Question

Bleach contains the active ingredient NaClO. Analysis of bleach involves two sequential redox reactions: First, bleach is reacted in acidic solution with excess iodide anion to produce yellow-colored iodine: ClO− + 2 H+ + 2 I− → I2 + Cl− + H2O Then, to determine how much of the iodine was formed, the solution is titrated with sodium thiosulfate solution: I2 + 2 S2O32− → 2 I− + S4O62− A bit of starch is added to the titration reaction. Starch is intensely blue in the presence of I2. The solution thus turns from deep blue to colorless at the reaction equivalence point. A sample of a new cleaning product, "Joe's Famous Bleach Cleaner," with a mass of 60 g , was diluted with an acidic solution containing excess I−. A small amount of starch indicator solution was then added, turning the solution a deep bluish-purple. The solution was then titrated with 0.117 M sodium thiosulfate, Na2S2O3, containing the ion S2O32−. A volume of 43 mL of sodium thiosulfate, the titrant, was needed to turn the solution colorless.
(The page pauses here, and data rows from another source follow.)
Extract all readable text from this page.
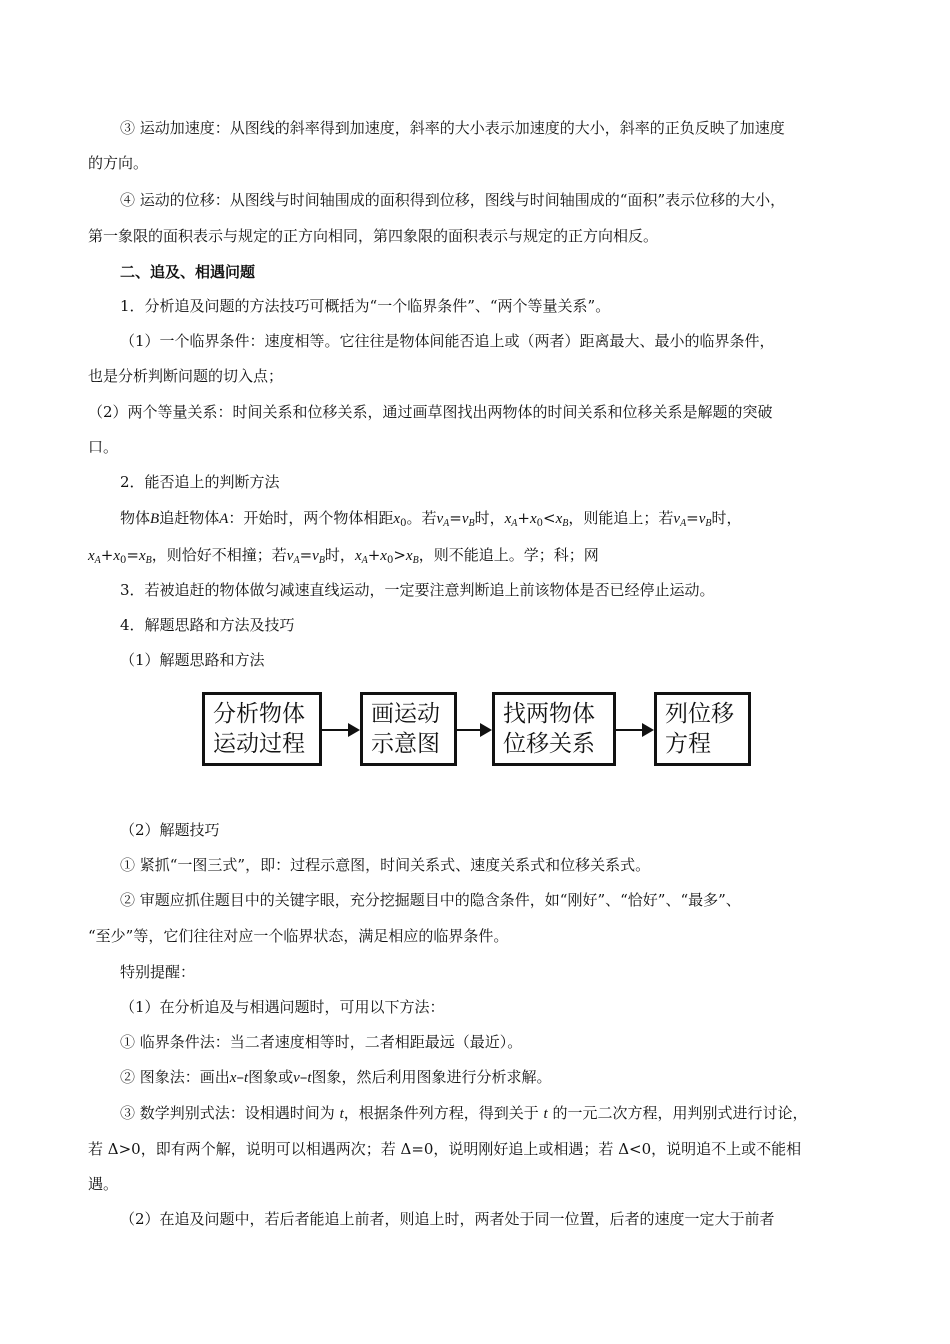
③ 运动加速度：从图线的斜率得到加速度，斜率的大小表示加速度的大小，斜率的正负反映了加速度
的方向。
④ 运动的位移：从图线与时间轴围成的面积得到位移，图线与时间轴围成的“面积”表示位移的大小，
第一象限的面积表示与规定的正方向相同，第四象限的面积表示与规定的正方向相反。
二、追及、相遇问题
1．分析追及问题的方法技巧可概括为“一个临界条件”、“两个等量关系”。
（1）一个临界条件：速度相等。它往往是物体间能否追上或（两者）距离最大、最小的临界条件，
也是分析判断问题的切入点；
（2）两个等量关系：时间关系和位移关系，通过画草图找出两物体的时间关系和位移关系是解题的突破
口。
2．能否追上的判断方法
物体B追赶物体A：开始时，两个物体相距$x_0$。若$v_A=v_B$时，$x_A+x_0<x_B$，则能追上；若$v_A=v_B$时，
$x_A+x_0=x_B$，则恰好不相撞；若$v_A=v_B$时，$x_A+x_0>x_B$，则不能追上。学；科；网
3．若被追赶的物体做匀减速直线运动，一定要注意判断追上前该物体是否已经停止运动。
4．解题思路和方法及技巧
（1）解题思路和方法
分析物体
运动过程
画运动
示意图
找两物体
位移关系
列位移
方程
（2）解题技巧
① 紧抓“一图三式”，即：过程示意图，时间关系式、速度关系式和位移关系式。
② 审题应抓住题目中的关键字眼，充分挖掘题目中的隐含条件，如“刚好”、“恰好”、“最多”、
“至少”等，它们往往对应一个临界状态，满足相应的临界条件。
特别提醒：
（1）在分析追及与相遇问题时，可用以下方法：
① 临界条件法：当二者速度相等时，二者相距最远（最近）。
② 图象法：画出x–t图象或v–t图象，然后利用图象进行分析求解。
③ 数学判别式法：设相遇时间为 t，根据条件列方程，得到关于 t 的一元二次方程，用判别式进行讨论，
若 Δ>0，即有两个解，说明可以相遇两次；若 Δ=0，说明刚好追上或相遇；若 Δ<0，说明追不上或不能相
遇。
（2）在追及问题中，若后者能追上前者，则追上时，两者处于同一位置，后者的速度一定大于前者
What is the percentage composition by mass of NaClO in the bleach product?

Answer 1

Answer:

0,31%

Explanation:

For the reaction:

I₂ + 2 S₂O₃²⁻ → 2 I⁻ + S₄O₆²⁻

0,043 L × 0,117 M of sodium tiosulfate = 5,031x10⁻³ moles of S₂O₃²⁻

5,031x10⁻³ moles of S₂O₃²⁻ × $\frac{1 I_2 mol}{2 S_{2}O_3 mol^{2-}}$ = 2,5156x10⁻³ moles of I₂

These moles of I₂ were produced from:

ClO⁻⁻ + 2 H⁺ + 2 I⁻ → I₂ + Cl⁻ + H2O

2,5156x10⁻³ moles of I₂ ≡ moles of NaClO

2,5156x10⁻³ moles of NaClO ×$\frac{74,44 g}{1mol}$ = 0,187 g of NaClO

Thus, percentage composition by mass is:

$\frac{0,187 g of NaClO}{60 g Of Bleach} x 100$ = 0,31%

I hope it helps!